Serializing large objects to JSON can be blocking. One way to prevent main event loop from being blocked would be to offload those potentially blocking operations to eventlet thread pool.

I tried this in the past (as a quick improvement), but it's sadly quite involved and I'm not even sure it's possible at all with our current code base (we would need to make the code thread safe which is very hard to do with all the mongoengine objects which cross reference each other, etc.).

nmaludy commented 5 years ago

I'm a little concerned about this from an unpredictability standpoint. Many times i don't know how big my execution data size is (and can vary).

On our instances we disable (or set to unlimited) the size checking for both NGINX and Mistral to avoid this problem, see https://forum.stackstorm.com/t/allowing-large-results-in-mistral-workflows/139

As long as there is a way to disable the size checking in the config, we'll be OK.

Kami commented 5 years ago

Yeah, there will likely be a way to disable it in the config and change the limit.

This will also be less of an issue in the future for Orquesta workflows since results won't be sent back to StackStorm via the API anymore (same goes for retrieving data which is done directly via DB layer in workflow engine service).

So it will really just be protecting against potentially malicious users and bad clients which don't utilize ?include_attributes, etc.

nmaludy commented 5 years ago

Perfect, then i'm good with it!

I'm also thinking from a "debugging" perspective via st2 CLI when looking at execution history and inspecting workflows... that stuff may come through the API. I think if we just had clear error messages and a command line flag to disable the size checks at runtime that could help also:

Example / mock of up an error message:

$ st2 execution get xyz123
ERROR: Size of the execution results is larger than the configured maximum API response (10MB). To change this please edit [api] max_response_size_bytes in the StackStorm config /etc/st2/st2.conf or pass in --no-size-limit to the st2 CLI to disable this for a single command.
Kami commented 5 years ago

Yeah the error definitely needs to be very explicit and user-friendly :)

On a related note - I'm also researching some related performance improvements.

arm4b commented 5 years ago

I'm :-1: on the approach itself of setting the limits.

Adding workarounds like that signalize that there is another root cause we have to solve in a different way. From the @Kami detailed description it looks like there are many solutions to the problem. I just think that limit is the most draconian approach for users.

bigmstone commented 5 years ago

The biggest problem I see is exceeding the gunicorn timeout. That is completely silent to the user (from log perspective). You must run gunicorn in foreground to get the notice that it has time out. Even if all of our code is reasonably performant it is still possible to craft a request that exceeds that limit. I.E. a large deployment and you request a large number of objects with no filtering.

So failing with proper feedback is necessary there. I.E. returning a 408 instead of a 500 or a client disconnected as it does now.

One fear I have is how long it will take mongo to respond with bsonsize - might be negligible, but still a fear at the moment for me.

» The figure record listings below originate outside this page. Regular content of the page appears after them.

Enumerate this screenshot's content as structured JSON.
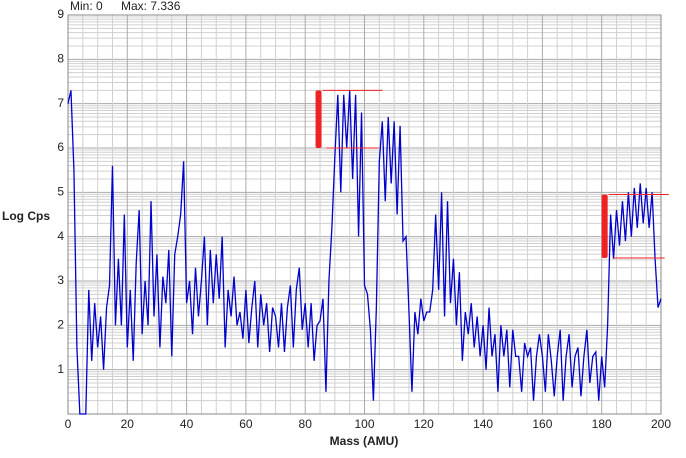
{
  "chart_data": {
    "type": "line",
    "min_label": "Min: 0",
    "max_label": "Max: 7.336",
    "y_label": "Log Cps",
    "x_label": "Mass (AMU)",
    "xlim": [
      0,
      200
    ],
    "xticks": [
      0,
      20,
      40,
      60,
      80,
      100,
      120,
      140,
      160,
      180,
      200
    ],
    "ylim": [
      0,
      9
    ],
    "yticks": [
      1,
      2,
      3,
      4,
      5,
      6,
      7,
      8,
      9
    ],
    "grid": true,
    "series": [
      {
        "color": "#0000cc",
        "x": [
          0,
          1,
          2,
          3,
          4,
          5,
          6,
          7,
          8,
          9,
          10,
          11,
          12,
          13,
          14,
          15,
          16,
          17,
          18,
          19,
          20,
          21,
          22,
          23,
          24,
          25,
          26,
          27,
          28,
          29,
          30,
          31,
          32,
          33,
          34,
          35,
          36,
          37,
          38,
          39,
          40,
          41,
          42,
          43,
          44,
          45,
          46,
          47,
          48,
          49,
          50,
          51,
          52,
          53,
          54,
          55,
          56,
          57,
          58,
          59,
          60,
          61,
          62,
          63,
          64,
          65,
          66,
          67,
          68,
          69,
          70,
          71,
          72,
          73,
          74,
          75,
          76,
          77,
          78,
          79,
          80,
          81,
          82,
          83,
          84,
          85,
          86,
          87,
          88,
          89,
          90,
          91,
          92,
          93,
          94,
          95,
          96,
          97,
          98,
          99,
          100,
          101,
          102,
          103,
          104,
          105,
          106,
          107,
          108,
          109,
          110,
          111,
          112,
          113,
          114,
          115,
          116,
          117,
          118,
          119,
          120,
          121,
          122,
          123,
          124,
          125,
          126,
          127,
          128,
          129,
          130,
          131,
          132,
          133,
          134,
          135,
          136,
          137,
          138,
          139,
          140,
          141,
          142,
          143,
          144,
          145,
          146,
          147,
          148,
          149,
          150,
          151,
          152,
          153,
          154,
          155,
          156,
          157,
          158,
          159,
          160,
          161,
          162,
          163,
          164,
          165,
          166,
          167,
          168,
          169,
          170,
          171,
          172,
          173,
          174,
          175,
          176,
          177,
          178,
          179,
          180,
          181,
          182,
          183,
          184,
          185,
          186,
          187,
          188,
          189,
          190,
          191,
          192,
          193,
          194,
          195,
          196,
          197,
          198,
          199,
          200
        ],
        "values": [
          7.0,
          7.3,
          5.5,
          1.5,
          0,
          0,
          0,
          2.8,
          1.2,
          2.5,
          1.5,
          2.2,
          1.0,
          2.4,
          2.9,
          5.6,
          2.0,
          3.5,
          2.0,
          4.5,
          1.5,
          2.8,
          1.2,
          3.4,
          4.6,
          1.8,
          3.0,
          2.0,
          4.8,
          2.2,
          3.6,
          1.5,
          3.1,
          2.5,
          3.7,
          1.3,
          3.6,
          4.0,
          4.5,
          5.7,
          2.5,
          3.0,
          1.8,
          3.3,
          2.2,
          3.0,
          4.0,
          2.0,
          3.7,
          2.5,
          3.6,
          2.6,
          4.0,
          1.5,
          2.8,
          2.2,
          3.1,
          2.0,
          2.3,
          1.7,
          2.8,
          1.6,
          2.4,
          3.0,
          1.5,
          2.7,
          2.0,
          2.5,
          1.4,
          2.4,
          2.2,
          1.5,
          2.5,
          1.4,
          2.4,
          2.9,
          1.5,
          2.8,
          3.3,
          1.9,
          2.5,
          1.5,
          2.5,
          1.2,
          2.0,
          2.1,
          2.6,
          0.5,
          3.0,
          4.2,
          5.8,
          7.2,
          5.0,
          7.2,
          6.0,
          7.3,
          5.3,
          7.2,
          4.0,
          6.8,
          2.9,
          2.7,
          1.9,
          0.3,
          2.4,
          5.7,
          6.6,
          4.8,
          6.7,
          5.2,
          6.6,
          4.5,
          6.5,
          3.9,
          4.0,
          2.3,
          0.5,
          2.3,
          1.8,
          2.6,
          2.1,
          2.3,
          2.3,
          2.8,
          4.5,
          2.8,
          5.0,
          2.2,
          4.8,
          2.5,
          3.5,
          2.0,
          3.2,
          1.2,
          2.3,
          1.8,
          2.5,
          1.5,
          2.2,
          1.3,
          2.0,
          1.0,
          2.4,
          1.3,
          1.8,
          0.5,
          2.0,
          1.3,
          1.9,
          0.6,
          1.9,
          1.3,
          1.3,
          0.5,
          1.6,
          1.3,
          1.5,
          0.3,
          1.3,
          1.8,
          1.3,
          0.5,
          1.8,
          1.2,
          0.4,
          1.3,
          1.9,
          0.3,
          1.3,
          1.8,
          0.6,
          1.3,
          1.5,
          0.4,
          1.3,
          1.9,
          0.7,
          1.3,
          1.4,
          0.3,
          1.3,
          0.6,
          2.0,
          4.5,
          3.5,
          4.6,
          3.8,
          4.8,
          3.9,
          5.0,
          4.0,
          5.1,
          4.2,
          5.2,
          4.3,
          5.1,
          4.2,
          5.0,
          3.5,
          2.4,
          2.6
        ]
      }
    ],
    "markers": [
      {
        "color": "#ee2222",
        "x": 84.5,
        "high": 7.3,
        "low": 6.0
      },
      {
        "color": "#ee2222",
        "x": 181,
        "high": 4.95,
        "low": 3.52
      }
    ]
  }
}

In the end I agree w/ @armab to a point. I think we should get to the bottom of why a reasonably sized request takes so long to make. Right now this is most acutely felt with Mistral in the mix, but I suspect mongoengine is playing a role as well. I don't know that hard size limits matter much since we are already bound by a timeout...which is another way of measuring a request's size. I just think when we exceed that time limit we have to handle it better.

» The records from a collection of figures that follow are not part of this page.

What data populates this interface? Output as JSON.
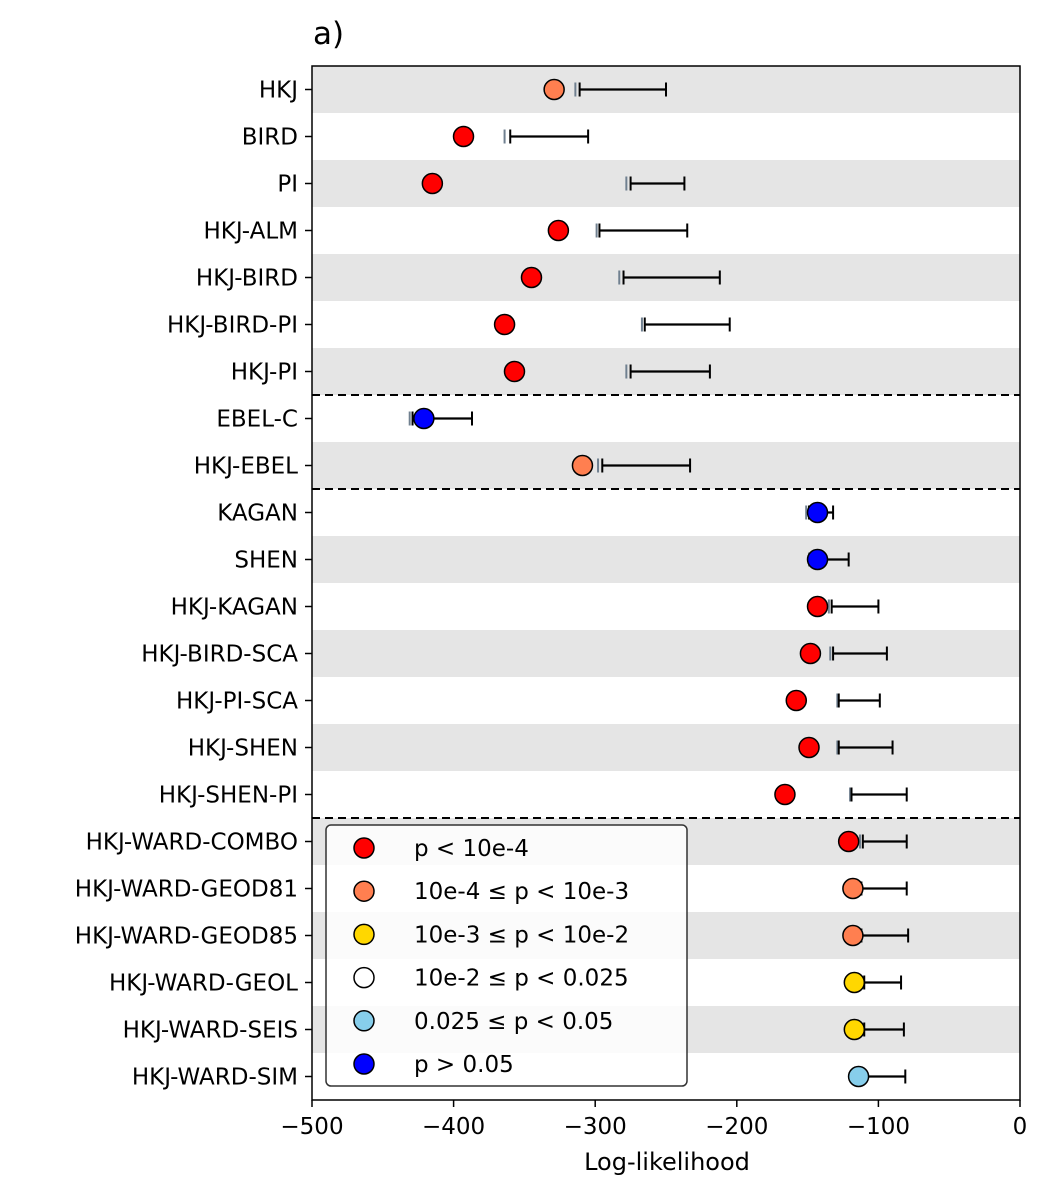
{
  "chart_data": {
    "type": "scatter",
    "title": "a)",
    "xlabel": "Log-likelihood",
    "ylabel": "",
    "xlim": [
      -500,
      0
    ],
    "xticks": [
      -500,
      -400,
      -300,
      -200,
      -100,
      0
    ],
    "xtick_labels": [
      "−500",
      "−400",
      "−300",
      "−200",
      "−100",
      "0"
    ],
    "row_shading": "alternating light grey / white bands",
    "group_separators_after": [
      "HKJ-PI",
      "HKJ-EBEL",
      "HKJ-SHEN-PI"
    ],
    "models": [
      {
        "name": "HKJ",
        "value": -329,
        "ci": [
          -311,
          -250
        ],
        "ref": -314,
        "class": "c1"
      },
      {
        "name": "BIRD",
        "value": -393,
        "ci": [
          -360,
          -305
        ],
        "ref": -364,
        "class": "c0"
      },
      {
        "name": "PI",
        "value": -415,
        "ci": [
          -275,
          -237
        ],
        "ref": -278,
        "class": "c0"
      },
      {
        "name": "HKJ-ALM",
        "value": -326,
        "ci": [
          -297,
          -235
        ],
        "ref": -299,
        "class": "c0"
      },
      {
        "name": "HKJ-BIRD",
        "value": -345,
        "ci": [
          -280,
          -212
        ],
        "ref": -283,
        "class": "c0"
      },
      {
        "name": "HKJ-BIRD-PI",
        "value": -364,
        "ci": [
          -265,
          -205
        ],
        "ref": -267,
        "class": "c0"
      },
      {
        "name": "HKJ-PI",
        "value": -357,
        "ci": [
          -275,
          -219
        ],
        "ref": -278,
        "class": "c0"
      },
      {
        "name": "EBEL-C",
        "value": -421,
        "ci": [
          -429,
          -387
        ],
        "ref": -431,
        "class": "c5"
      },
      {
        "name": "HKJ-EBEL",
        "value": -309,
        "ci": [
          -295,
          -233
        ],
        "ref": -298,
        "class": "c1"
      },
      {
        "name": "KAGAN",
        "value": -143,
        "ci": [
          -149,
          -132
        ],
        "ref": -151,
        "class": "c5"
      },
      {
        "name": "SHEN",
        "value": -143,
        "ci": [
          -147,
          -121
        ],
        "ref": -149,
        "class": "c5"
      },
      {
        "name": "HKJ-KAGAN",
        "value": -143,
        "ci": [
          -133,
          -100
        ],
        "ref": -135,
        "class": "c0"
      },
      {
        "name": "HKJ-BIRD-SCA",
        "value": -148,
        "ci": [
          -132,
          -94
        ],
        "ref": -134,
        "class": "c0"
      },
      {
        "name": "HKJ-PI-SCA",
        "value": -158,
        "ci": [
          -128,
          -99
        ],
        "ref": -129,
        "class": "c0"
      },
      {
        "name": "HKJ-SHEN",
        "value": -149,
        "ci": [
          -128,
          -90
        ],
        "ref": -129,
        "class": "c0"
      },
      {
        "name": "HKJ-SHEN-PI",
        "value": -166,
        "ci": [
          -119,
          -80
        ],
        "ref": -120,
        "class": "c0"
      },
      {
        "name": "HKJ-WARD-COMBO",
        "value": -121,
        "ci": [
          -111,
          -80
        ],
        "ref": -113,
        "class": "c0"
      },
      {
        "name": "HKJ-WARD-GEOD81",
        "value": -118,
        "ci": [
          -112,
          -80
        ],
        "ref": null,
        "class": "c1"
      },
      {
        "name": "HKJ-WARD-GEOD85",
        "value": -118,
        "ci": [
          -112,
          -79
        ],
        "ref": null,
        "class": "c1"
      },
      {
        "name": "HKJ-WARD-GEOL",
        "value": -117,
        "ci": [
          -110,
          -84
        ],
        "ref": null,
        "class": "c2"
      },
      {
        "name": "HKJ-WARD-SEIS",
        "value": -117,
        "ci": [
          -110,
          -82
        ],
        "ref": null,
        "class": "c2"
      },
      {
        "name": "HKJ-WARD-SIM",
        "value": -114,
        "ci": [
          -110,
          -81
        ],
        "ref": null,
        "class": "c4"
      }
    ],
    "legend": {
      "placement": "lower-left",
      "entries": [
        {
          "key": "c0",
          "label": "p < 10e-4",
          "color": "#ff0000"
        },
        {
          "key": "c1",
          "label": "10e-4 ≤ p < 10e-3",
          "color": "#ff7f50"
        },
        {
          "key": "c2",
          "label": "10e-3 ≤ p < 10e-2",
          "color": "#ffd700"
        },
        {
          "key": "c3",
          "label": "10e-2 ≤ p < 0.025",
          "color": "#ffffff"
        },
        {
          "key": "c4",
          "label": "0.025 ≤ p < 0.05",
          "color": "#87ceeb"
        },
        {
          "key": "c5",
          "label": "p > 0.05",
          "color": "#0000ff"
        }
      ]
    },
    "colors": {
      "band": "#e5e5e5",
      "ref_tick": "#708090",
      "marker_edge": "#000000"
    }
  }
}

I tried to verify the above statement...from docs:

Generally set to thirty seconds. Only set this noticeably higher if you’re sure of the repercussions for sync workers. For the non sync workers it just means that the worker process is still communicating and is not tied to the length of time required to handle a single request.

So perhaps we're not as "bound" by that timeout as it seems, but hard to know for sure without some experimentation.